La moderna instalación, que ubica en los predios del Tribunal federal de Distrito en Hato Rey y que se construyó a un costo de $81.9 millones, unifica por primera vez a todo el personal de la agencia federal bajo el mismo techo. Antes, un grupo laboraba desde oficinas en Hato Rey y otro en Guaynabo.

“Esto es un momento importante para que en Puerto Rico tengamos la capacidad de trabajar la situación de crímenes en Puerto Rico en un solo edificio”, afirmó la comisionada residente en Washington, Jenniffer González, quien medió en el Congreso federal para que se asignase la millonaria suma a la Isla.

Entre los datos más destacados que indicó la funcionaria fue que del dinero gastado, unos $58.3 millones fueron introducidos a la economía local a través de subcontrataciones y compras realizadas en la Isla.

El FBI investiga casos de terrorismo, espionaje, crímenes de cuello blanco, corrupción pública, tráfico de menores, crímenes cibernéticos y crimen organizado.

Pero, más allá del impacto económico y de la lucha contra el crimen, esta inauguración del edificio se convertiría en la última participación de Douglas Leff al frente de la dirección del FBI en la Isla.

El funcionario, quien se ganó el cariño del pueblo con su incesante intento de hablar español, sus chistes y su elocuencia al decir que le daba “pon” a los criminales, fue designado director de Inspecciones del FBI para todos los Estados Unidos.
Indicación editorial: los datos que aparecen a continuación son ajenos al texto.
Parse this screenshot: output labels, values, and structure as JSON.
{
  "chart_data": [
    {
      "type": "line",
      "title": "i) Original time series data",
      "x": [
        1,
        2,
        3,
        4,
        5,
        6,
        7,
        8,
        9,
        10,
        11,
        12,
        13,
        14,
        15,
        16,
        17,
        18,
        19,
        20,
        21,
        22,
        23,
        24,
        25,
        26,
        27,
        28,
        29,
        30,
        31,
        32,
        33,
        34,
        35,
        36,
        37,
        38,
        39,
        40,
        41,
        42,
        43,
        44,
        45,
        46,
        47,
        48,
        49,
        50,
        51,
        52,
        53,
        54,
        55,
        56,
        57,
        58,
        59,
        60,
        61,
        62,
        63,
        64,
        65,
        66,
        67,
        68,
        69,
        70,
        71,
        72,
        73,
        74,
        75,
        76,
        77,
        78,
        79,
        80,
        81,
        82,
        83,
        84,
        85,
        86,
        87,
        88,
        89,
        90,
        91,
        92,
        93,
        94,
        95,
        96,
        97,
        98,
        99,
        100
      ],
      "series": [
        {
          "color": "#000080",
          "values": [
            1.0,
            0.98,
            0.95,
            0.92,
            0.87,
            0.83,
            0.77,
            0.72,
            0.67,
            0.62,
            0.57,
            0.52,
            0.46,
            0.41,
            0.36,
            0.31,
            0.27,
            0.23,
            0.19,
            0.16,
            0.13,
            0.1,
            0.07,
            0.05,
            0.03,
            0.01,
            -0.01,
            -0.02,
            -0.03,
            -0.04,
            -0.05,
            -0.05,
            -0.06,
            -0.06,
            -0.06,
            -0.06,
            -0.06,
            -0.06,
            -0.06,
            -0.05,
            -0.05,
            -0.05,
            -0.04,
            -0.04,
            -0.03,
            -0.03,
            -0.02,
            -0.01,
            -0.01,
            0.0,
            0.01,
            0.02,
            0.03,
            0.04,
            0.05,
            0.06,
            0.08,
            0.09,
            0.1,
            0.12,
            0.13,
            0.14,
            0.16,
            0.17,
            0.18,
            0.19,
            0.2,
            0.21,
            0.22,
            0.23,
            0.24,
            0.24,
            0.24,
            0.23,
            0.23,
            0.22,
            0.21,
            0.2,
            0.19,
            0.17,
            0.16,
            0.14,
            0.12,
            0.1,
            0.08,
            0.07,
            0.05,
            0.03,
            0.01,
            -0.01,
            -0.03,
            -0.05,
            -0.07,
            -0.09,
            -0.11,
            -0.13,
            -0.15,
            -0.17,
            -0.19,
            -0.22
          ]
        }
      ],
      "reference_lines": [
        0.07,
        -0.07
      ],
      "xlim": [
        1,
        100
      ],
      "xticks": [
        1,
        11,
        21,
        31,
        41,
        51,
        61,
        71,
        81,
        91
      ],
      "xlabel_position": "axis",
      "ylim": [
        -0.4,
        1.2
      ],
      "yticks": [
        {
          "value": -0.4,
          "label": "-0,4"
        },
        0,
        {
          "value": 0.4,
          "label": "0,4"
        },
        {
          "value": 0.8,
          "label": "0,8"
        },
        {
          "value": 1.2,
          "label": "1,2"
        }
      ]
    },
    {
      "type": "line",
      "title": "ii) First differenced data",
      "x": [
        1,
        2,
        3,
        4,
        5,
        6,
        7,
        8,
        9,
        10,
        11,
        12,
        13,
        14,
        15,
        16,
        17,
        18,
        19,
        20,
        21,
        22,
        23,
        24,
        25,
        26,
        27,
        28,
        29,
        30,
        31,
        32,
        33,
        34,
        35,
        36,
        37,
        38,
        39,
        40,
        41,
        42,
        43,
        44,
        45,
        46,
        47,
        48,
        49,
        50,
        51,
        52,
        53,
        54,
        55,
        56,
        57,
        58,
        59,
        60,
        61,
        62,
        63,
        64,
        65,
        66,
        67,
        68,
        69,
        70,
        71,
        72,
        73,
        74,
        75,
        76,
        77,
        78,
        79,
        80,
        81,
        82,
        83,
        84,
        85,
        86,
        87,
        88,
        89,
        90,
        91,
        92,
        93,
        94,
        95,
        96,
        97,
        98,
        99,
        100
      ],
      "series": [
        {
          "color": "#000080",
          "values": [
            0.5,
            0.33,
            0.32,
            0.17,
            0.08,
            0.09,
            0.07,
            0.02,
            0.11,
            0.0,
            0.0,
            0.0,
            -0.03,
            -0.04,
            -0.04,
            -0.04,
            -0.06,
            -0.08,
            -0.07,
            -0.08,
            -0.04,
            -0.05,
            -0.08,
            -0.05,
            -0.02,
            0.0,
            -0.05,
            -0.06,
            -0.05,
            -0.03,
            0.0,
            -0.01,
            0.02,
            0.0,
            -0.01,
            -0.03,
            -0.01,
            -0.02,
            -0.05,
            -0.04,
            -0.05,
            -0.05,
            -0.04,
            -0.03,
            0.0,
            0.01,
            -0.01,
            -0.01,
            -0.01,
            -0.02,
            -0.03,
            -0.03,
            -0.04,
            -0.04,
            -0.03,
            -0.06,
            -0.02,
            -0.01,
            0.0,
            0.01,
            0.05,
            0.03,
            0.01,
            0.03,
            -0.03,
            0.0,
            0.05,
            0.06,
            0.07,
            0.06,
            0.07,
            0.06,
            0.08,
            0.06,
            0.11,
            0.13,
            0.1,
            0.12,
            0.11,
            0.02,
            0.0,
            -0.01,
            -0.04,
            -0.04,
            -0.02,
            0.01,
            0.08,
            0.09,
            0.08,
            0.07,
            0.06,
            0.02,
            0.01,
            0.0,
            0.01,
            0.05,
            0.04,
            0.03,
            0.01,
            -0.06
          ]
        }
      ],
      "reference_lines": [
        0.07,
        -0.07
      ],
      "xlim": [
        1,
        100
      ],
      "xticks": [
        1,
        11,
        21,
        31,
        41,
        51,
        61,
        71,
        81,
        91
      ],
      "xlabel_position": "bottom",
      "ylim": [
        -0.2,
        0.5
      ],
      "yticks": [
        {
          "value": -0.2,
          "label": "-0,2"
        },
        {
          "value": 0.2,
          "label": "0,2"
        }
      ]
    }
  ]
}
No se ha designado aún a su sustituto en la Isla.

“Donde quiera que vaya ustedes estarán conmigo y me inspirarán”, afirmó el funcionario.

Douglas Leff.

Leff, de paso, señaló que el edificio representa tanto el pasado del FBI, que se estableció para la década del 1930 en la Isla, como el futuro. Pero, sobre todo, destacó que se les ha provisto de “más recurso, más tecnología para enfrentar todas las amenazas que se enfrentan aquí en las Islas Vírgenes y en Puerto Rico”.

Lo único que no permitirá el edificio es que la prensa pueda hacer las tomas de los políticos y otras personalidades acusadas.

“Sin duda la prensa puertorriqueña es la más astuta en todo el mundo. Francamente, no fue nuestra cosa favorita cuando ustedes se escondían atrás del portón y sacaban fotos durante nuestras operaciones, pero entendemos bien… Por si acaso, hemos teñido todas las ventanas como medida preventiva. En serio, se dice que una foto vale un millón de palabras y esta imagen detrás de mí habla muy alto y claro de lo comprometido que está el FBI con Puerto Rico y las Islas Vírgenes”, expresó, el funcionario al agradecer la acogida de tuvo durante los pasados tres años en la Isla.

Entre otros asistentes a la actividad estuvo la gobernadora Wanda Vázquez, quien reiteró su compromiso de luchar contra el crimen junto a los federales, así como la directora de la Administración de Servicios Generales de los Estados Unidos, Emily Murphy.

También acudió al evento el director del FBI de los Estados Unidos, Christopher Wray.

“No estamos aquí para celebrar un edificio. No hay nada más importante como la gente que está aquí adentro”, afirmó.